According to Statistics Norway, the country's statistics bureau, last year showed the lowest numbers since 2009.

After several years of increase, the trend changed in the period of the economic crisis. As economic uncertainty grew from year to year, fertility rates in Norway decreased accordingly, Aftenposten reported.

Unlike in most western countries, fertility rates of Norwegian women increased in the 2000s. In 2002 the fertility rate was 1.75 and steadily increased to 1.98.

However, in the wake of the financial crisis, fertility has decreased every year, and by 2016 the fertility rate was 1.71, according to Statistics Norway's figures.

"Our findings show that local unemployment has had a greater negative impact on having first and third children after 2009," said Trude Lappegaard, senior researcher at Statistics Norway and the University of Oslo.

Lappegaard teamed up with Lars Dommermuth, another senior researcher at Statistics Norway, and authored a report to examine and explain the decline in fertility rates from 2010 in Norway.

There are primarily two main reasons why fertility rate has gone down, explained the researchers.

"Firstly, women wait longer before they have their first child.
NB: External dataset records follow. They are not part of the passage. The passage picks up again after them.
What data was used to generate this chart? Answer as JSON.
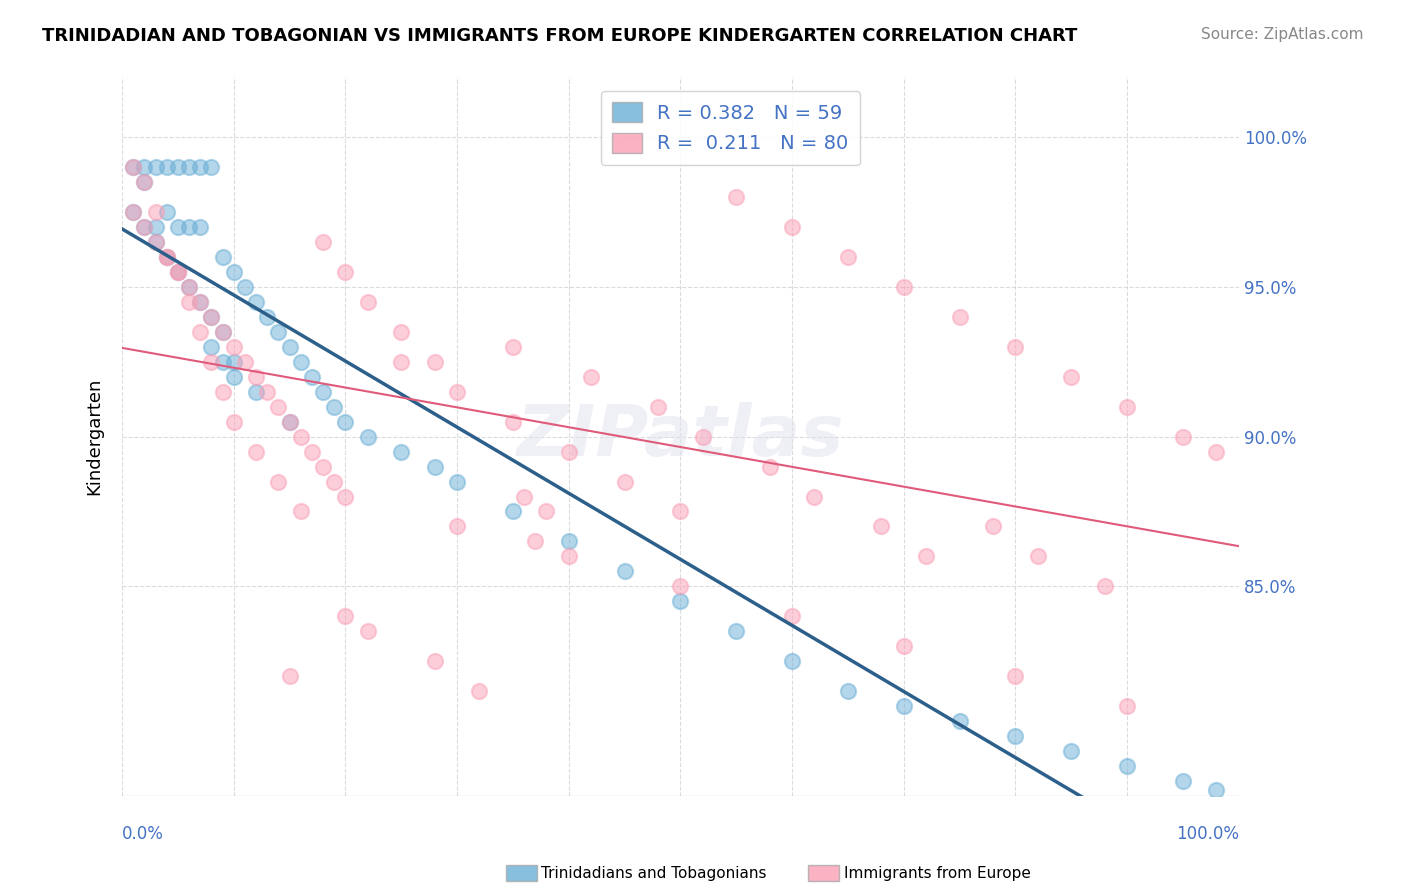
{
  "title": "TRINIDADIAN AND TOBAGONIAN VS IMMIGRANTS FROM EUROPE KINDERGARTEN CORRELATION CHART",
  "source": "Source: ZipAtlas.com",
  "ylabel": "Kindergarten",
  "legend_blue_R": "0.382",
  "legend_blue_N": "59",
  "legend_pink_R": "0.211",
  "legend_pink_N": "80",
  "legend_label_blue": "Trinidadians and Tobagonians",
  "legend_label_pink": "Immigrants from Europe",
  "blue_color": "#6baed6",
  "pink_color": "#fa9fb5",
  "blue_line_color": "#2c5f8a",
  "pink_line_color": "#e05a7a",
  "xlim": [
    0.0,
    1.0
  ],
  "ylim": [
    0.78,
    1.02
  ],
  "blue_scatter_x": [
    0.01,
    0.02,
    0.02,
    0.03,
    0.03,
    0.04,
    0.04,
    0.05,
    0.05,
    0.06,
    0.06,
    0.07,
    0.07,
    0.08,
    0.09,
    0.1,
    0.11,
    0.12,
    0.13,
    0.14,
    0.15,
    0.16,
    0.17,
    0.18,
    0.19,
    0.2,
    0.22,
    0.25,
    0.28,
    0.3,
    0.35,
    0.4,
    0.45,
    0.5,
    0.55,
    0.6,
    0.65,
    0.7,
    0.75,
    0.8,
    0.85,
    0.9,
    0.95,
    0.98,
    0.01,
    0.02,
    0.03,
    0.04,
    0.05,
    0.06,
    0.07,
    0.08,
    0.09,
    0.1,
    0.12,
    0.15,
    0.08,
    0.09,
    0.1
  ],
  "blue_scatter_y": [
    0.99,
    0.99,
    0.985,
    0.99,
    0.97,
    0.99,
    0.975,
    0.99,
    0.97,
    0.99,
    0.97,
    0.99,
    0.97,
    0.99,
    0.96,
    0.955,
    0.95,
    0.945,
    0.94,
    0.935,
    0.93,
    0.925,
    0.92,
    0.915,
    0.91,
    0.905,
    0.9,
    0.895,
    0.89,
    0.885,
    0.875,
    0.865,
    0.855,
    0.845,
    0.835,
    0.825,
    0.815,
    0.81,
    0.805,
    0.8,
    0.795,
    0.79,
    0.785,
    0.782,
    0.975,
    0.97,
    0.965,
    0.96,
    0.955,
    0.95,
    0.945,
    0.94,
    0.935,
    0.925,
    0.915,
    0.905,
    0.93,
    0.925,
    0.92
  ],
  "pink_scatter_x": [
    0.01,
    0.02,
    0.03,
    0.04,
    0.05,
    0.06,
    0.07,
    0.08,
    0.09,
    0.1,
    0.12,
    0.14,
    0.16,
    0.18,
    0.2,
    0.22,
    0.25,
    0.28,
    0.3,
    0.35,
    0.4,
    0.45,
    0.5,
    0.55,
    0.6,
    0.65,
    0.7,
    0.75,
    0.8,
    0.85,
    0.9,
    0.95,
    0.98,
    0.01,
    0.02,
    0.03,
    0.04,
    0.05,
    0.06,
    0.07,
    0.08,
    0.09,
    0.1,
    0.11,
    0.12,
    0.13,
    0.14,
    0.15,
    0.16,
    0.17,
    0.18,
    0.19,
    0.2,
    0.3,
    0.4,
    0.5,
    0.6,
    0.7,
    0.8,
    0.9,
    0.35,
    0.36,
    0.37,
    0.2,
    0.25,
    0.15,
    0.22,
    0.28,
    0.32,
    0.38,
    0.42,
    0.48,
    0.52,
    0.58,
    0.62,
    0.68,
    0.72,
    0.78,
    0.82,
    0.88
  ],
  "pink_scatter_y": [
    0.99,
    0.985,
    0.975,
    0.96,
    0.955,
    0.945,
    0.935,
    0.925,
    0.915,
    0.905,
    0.895,
    0.885,
    0.875,
    0.965,
    0.955,
    0.945,
    0.935,
    0.925,
    0.915,
    0.905,
    0.895,
    0.885,
    0.875,
    0.98,
    0.97,
    0.96,
    0.95,
    0.94,
    0.93,
    0.92,
    0.91,
    0.9,
    0.895,
    0.975,
    0.97,
    0.965,
    0.96,
    0.955,
    0.95,
    0.945,
    0.94,
    0.935,
    0.93,
    0.925,
    0.92,
    0.915,
    0.91,
    0.905,
    0.9,
    0.895,
    0.89,
    0.885,
    0.88,
    0.87,
    0.86,
    0.85,
    0.84,
    0.83,
    0.82,
    0.81,
    0.93,
    0.88,
    0.865,
    0.84,
    0.925,
    0.82,
    0.835,
    0.825,
    0.815,
    0.875,
    0.92,
    0.91,
    0.9,
    0.89,
    0.88,
    0.87,
    0.86,
    0.87,
    0.86,
    0.85
  ]
}
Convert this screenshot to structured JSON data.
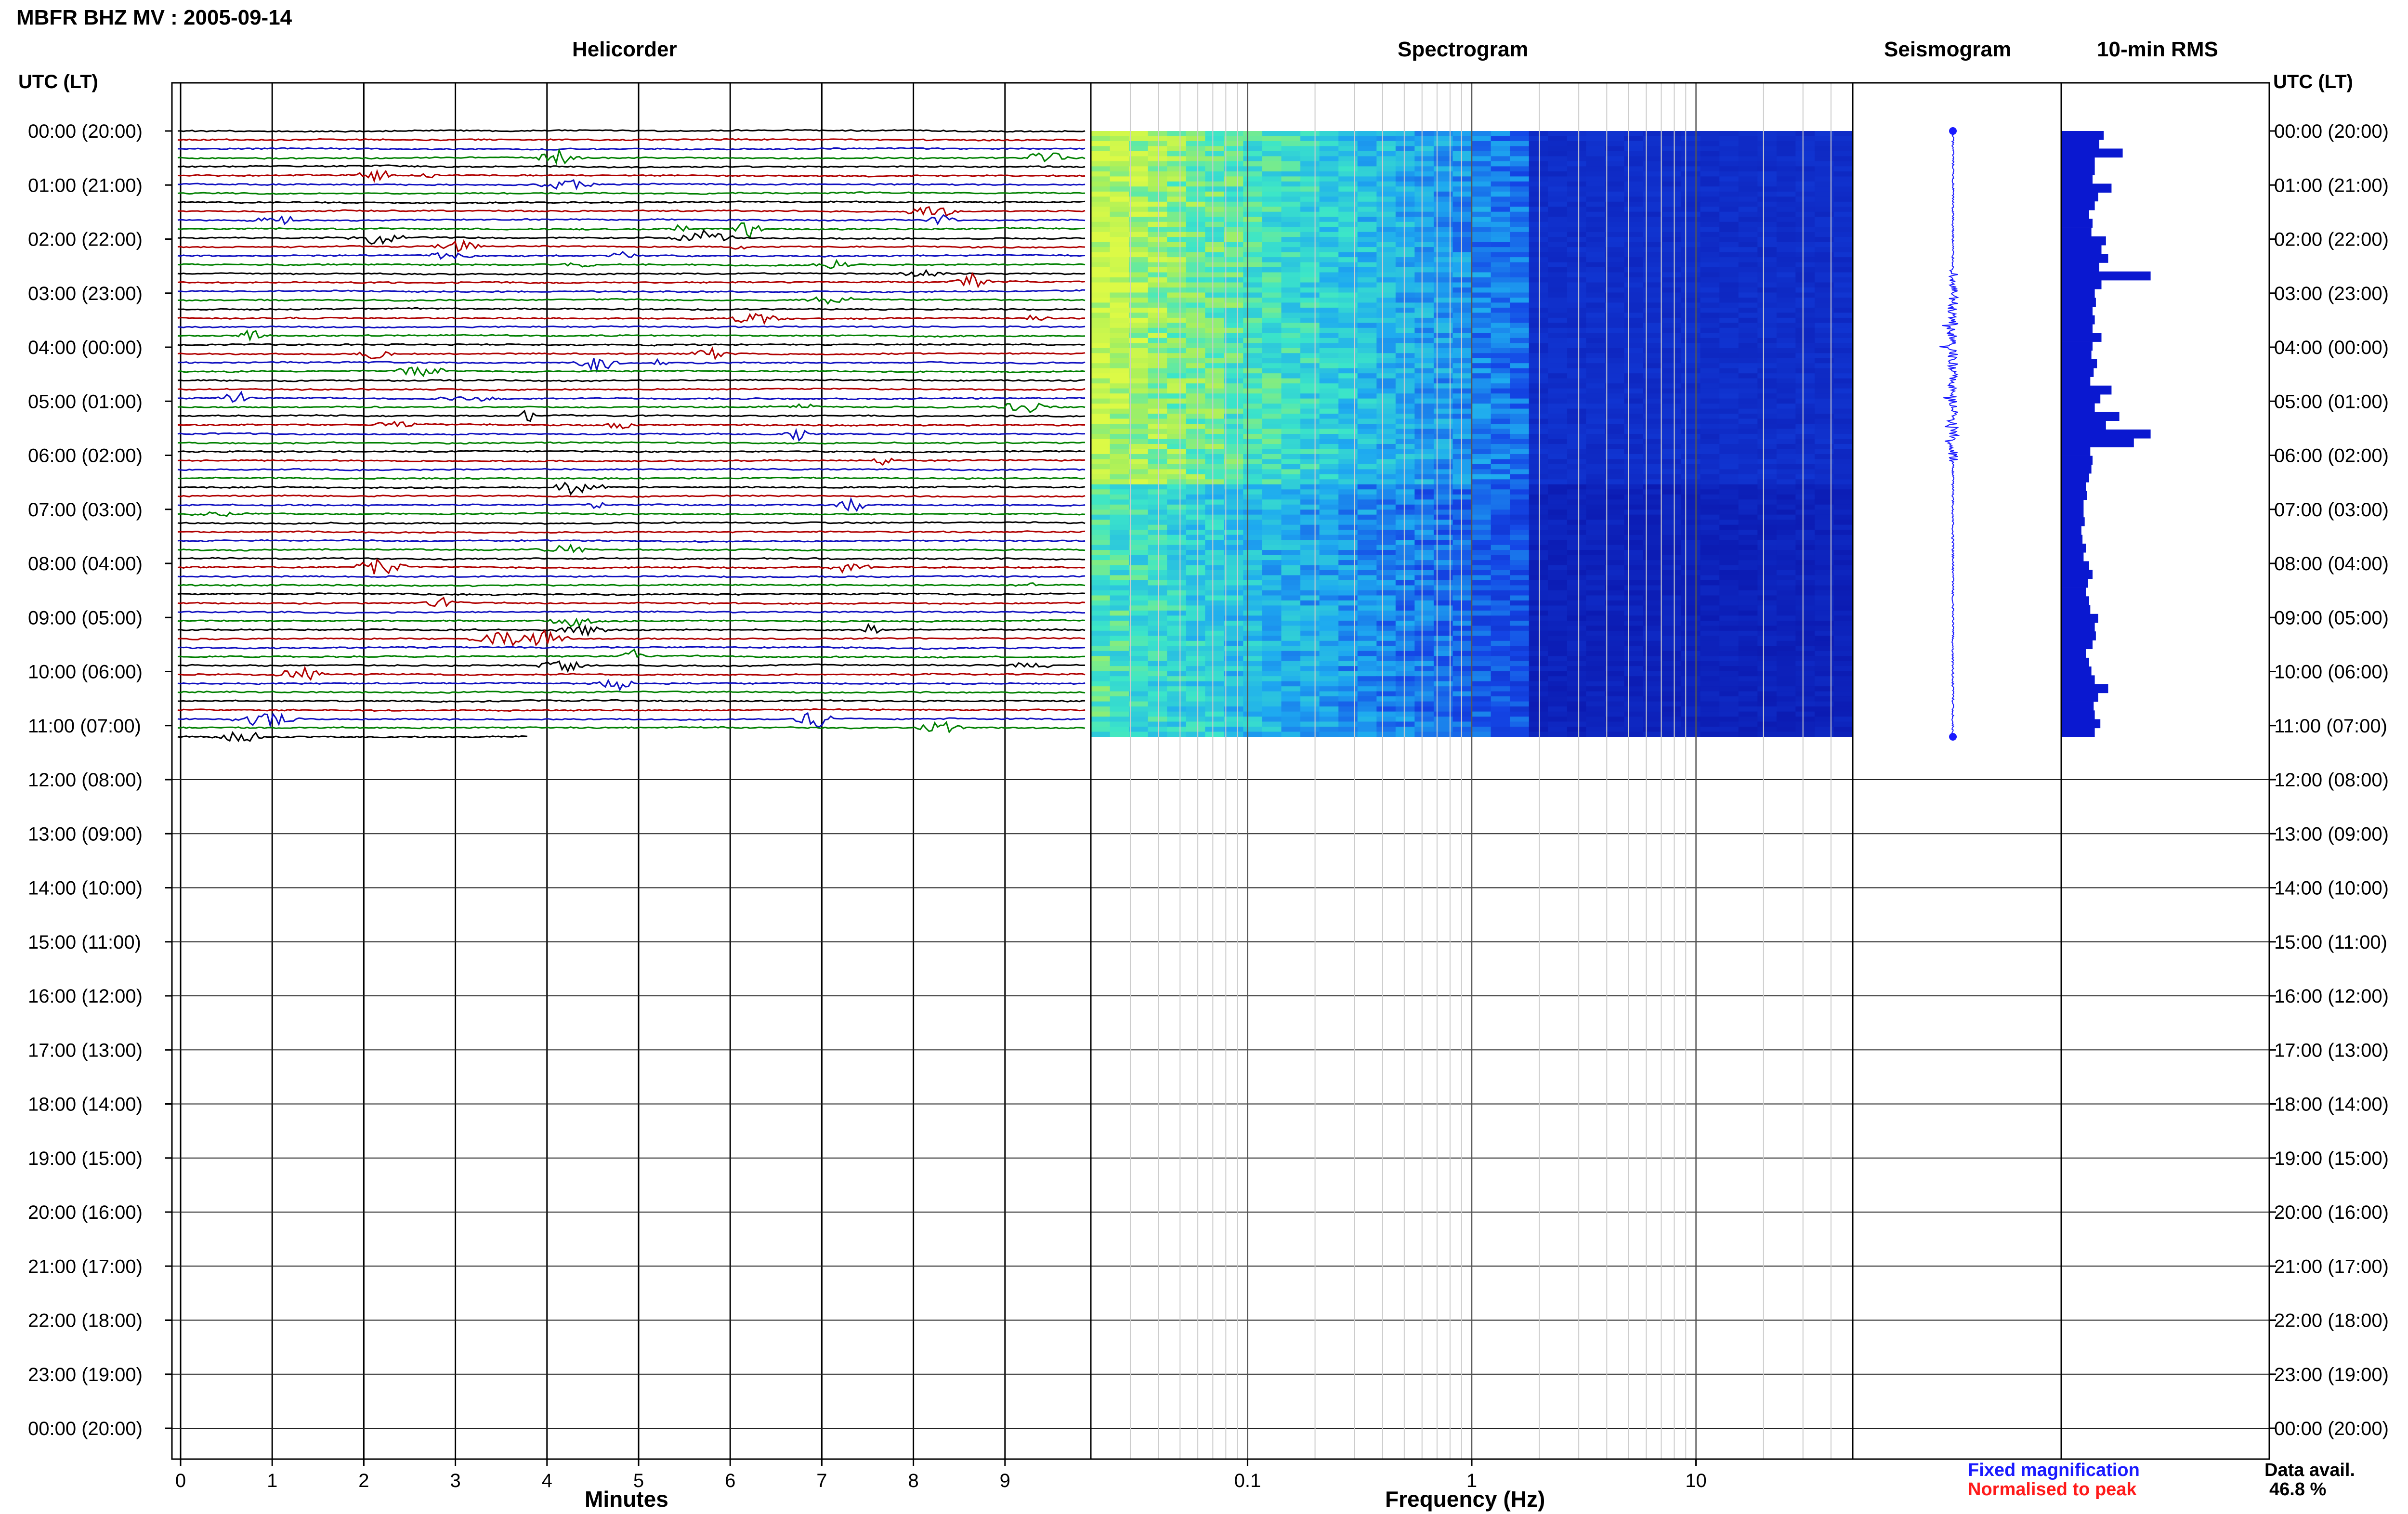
{
  "page": {
    "title": "MBFR BHZ MV : 2005-09-14",
    "utc_label_left": "UTC (LT)",
    "utc_label_right": "UTC (LT)"
  },
  "panels": {
    "helicorder": "Helicorder",
    "spectrogram": "Spectrogram",
    "seismogram": "Seismogram",
    "rms": "10-min RMS"
  },
  "axes": {
    "minutes_label": "Minutes",
    "frequency_label": "Frequency (Hz)",
    "minute_ticks": [
      "0",
      "1",
      "2",
      "3",
      "4",
      "5",
      "6",
      "7",
      "8",
      "9"
    ],
    "frequency_ticks": [
      "0.1",
      "1",
      "10"
    ]
  },
  "time_labels": [
    "00:00 (20:00)",
    "01:00 (21:00)",
    "02:00 (22:00)",
    "03:00 (23:00)",
    "04:00 (00:00)",
    "05:00 (01:00)",
    "06:00 (02:00)",
    "07:00 (03:00)",
    "08:00 (04:00)",
    "09:00 (05:00)",
    "10:00 (06:00)",
    "11:00 (07:00)",
    "12:00 (08:00)",
    "13:00 (09:00)",
    "14:00 (10:00)",
    "15:00 (11:00)",
    "16:00 (12:00)",
    "17:00 (13:00)",
    "18:00 (14:00)",
    "19:00 (15:00)",
    "20:00 (16:00)",
    "21:00 (17:00)",
    "22:00 (18:00)",
    "23:00 (19:00)",
    "00:00 (20:00)"
  ],
  "legend": {
    "fixed": "Fixed magnification",
    "normalised": "Normalised to peak",
    "fixed_color": "#1a1aff",
    "normalised_color": "#ff1a1a"
  },
  "data_availability": {
    "label": "Data avail.",
    "value": "46.8 %"
  },
  "chart_data": {
    "type": "heatmap",
    "minutes_range": [
      0,
      10
    ],
    "frequency_range_hz": [
      0.02,
      50
    ],
    "frequency_scale": "log",
    "trace_colors": [
      "#000000",
      "#b00000",
      "#1010c0",
      "#008000"
    ],
    "rms_10min": [
      0.38,
      0.34,
      0.55,
      0.3,
      0.3,
      0.28,
      0.45,
      0.33,
      0.3,
      0.25,
      0.28,
      0.27,
      0.4,
      0.36,
      0.42,
      0.34,
      0.8,
      0.36,
      0.3,
      0.31,
      0.28,
      0.3,
      0.28,
      0.36,
      0.28,
      0.27,
      0.32,
      0.29,
      0.26,
      0.45,
      0.35,
      0.3,
      0.52,
      0.4,
      0.8,
      0.65,
      0.26,
      0.28,
      0.27,
      0.25,
      0.22,
      0.23,
      0.2,
      0.2,
      0.21,
      0.18,
      0.19,
      0.22,
      0.2,
      0.25,
      0.28,
      0.24,
      0.22,
      0.25,
      0.26,
      0.33,
      0.3,
      0.31,
      0.28,
      0.22,
      0.25,
      0.27,
      0.3,
      0.42,
      0.33,
      0.29,
      0.3,
      0.35,
      0.3
    ]
  }
}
Secondly, there are fewer who have three or more children," said Dommermuth.

"Our results show that being in work has become more important for those who plan to have their first child. In addition, we see that having some work experience before having their first child also has become increasingly important," he said.

Lappegaard said the unemployment rates had become more important in the case of the births of the third child. "This suggests that mothers with two children generally have responded to growing economic uncertainty in society and in the local labor market," she said.

Norwegian women were, on average, 29 years old when they had their first child in 2016, according to the report.